PTPN VIII Gunung Mas sangat jelas  telah melakukan klaim – penyerobotan secara sepihak areal tanah Perumahan dan Pemukiman Kampung Naringgul; yang sebenarnya adalah pihak PTPN VIII Gunung Mas, statusnya  sebagai  peminjam  areal tanah Perumahan dan Pemukiman warga Kampung Naringgul untuk lokasi emplasement PTPN VIII Gunung Mas, tanpa uang sewa sepeserpun kepada pihak pemegang hibah areal tanah Kp. Naringgul. Diduga keras, PTPN VIII Gunung Mas melakukan praktek Mafia Tanah yang melibatkan oknum – oknum pejabat tertentu di Kabupaten Bogor, melakukan alih fungsi dan memperjual – belikan  areal tanah  Kawasan Tanah HGU yang dikelolanya untuk kepentingan  lainnya.   
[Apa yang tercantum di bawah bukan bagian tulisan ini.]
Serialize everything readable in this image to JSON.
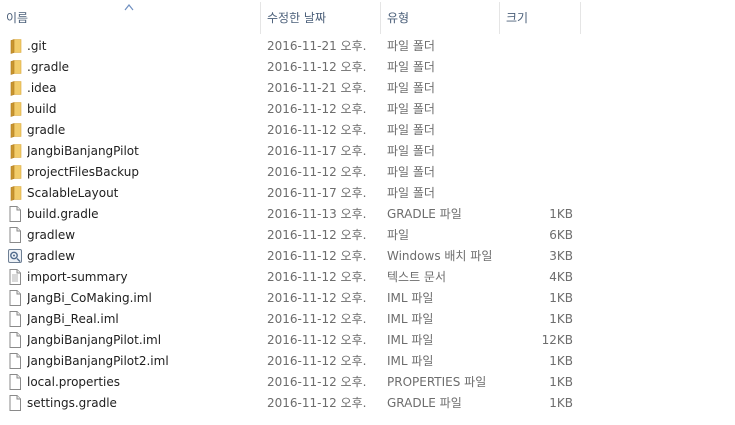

Seabad lebih sudah, warga Kampung Naringgul menempati areal Perumahan dan Pemukiman kurang lebih 112 tahun. Terhitung semenjak  tahun 1910 sampai tahun 2022 sekarang. Warga Kampung Naringgul saat ini, sudah  memasuki generasi ke delapan.  Tercatat, jumlah penduduk Kampung Naringgul mencapai 235 kk, 675 jiwa manusia; mendiami areal lahan tanah Perumahan dan Pemukiman tersebut, terancam pergi diusir secara paksa dari kampung halaman dan  tanah kelahirannya sendirin. Semua ini disebabkan  klaim sepihak PTPN VIII Gunung Mas Nusantara Puncak yang mengagendakan Pembangunan Kawasan Agrowisata bekerja sama dengan PT Candi Sukuh dalam bentuk Kerjasama Kemitraan atau Kerjasama Operasi (KSO), yang merupakan agenda strategis pembangunan dan pengembangan investasi bisnis PTPN VIII Gunung Mas  di sektor agrowisata.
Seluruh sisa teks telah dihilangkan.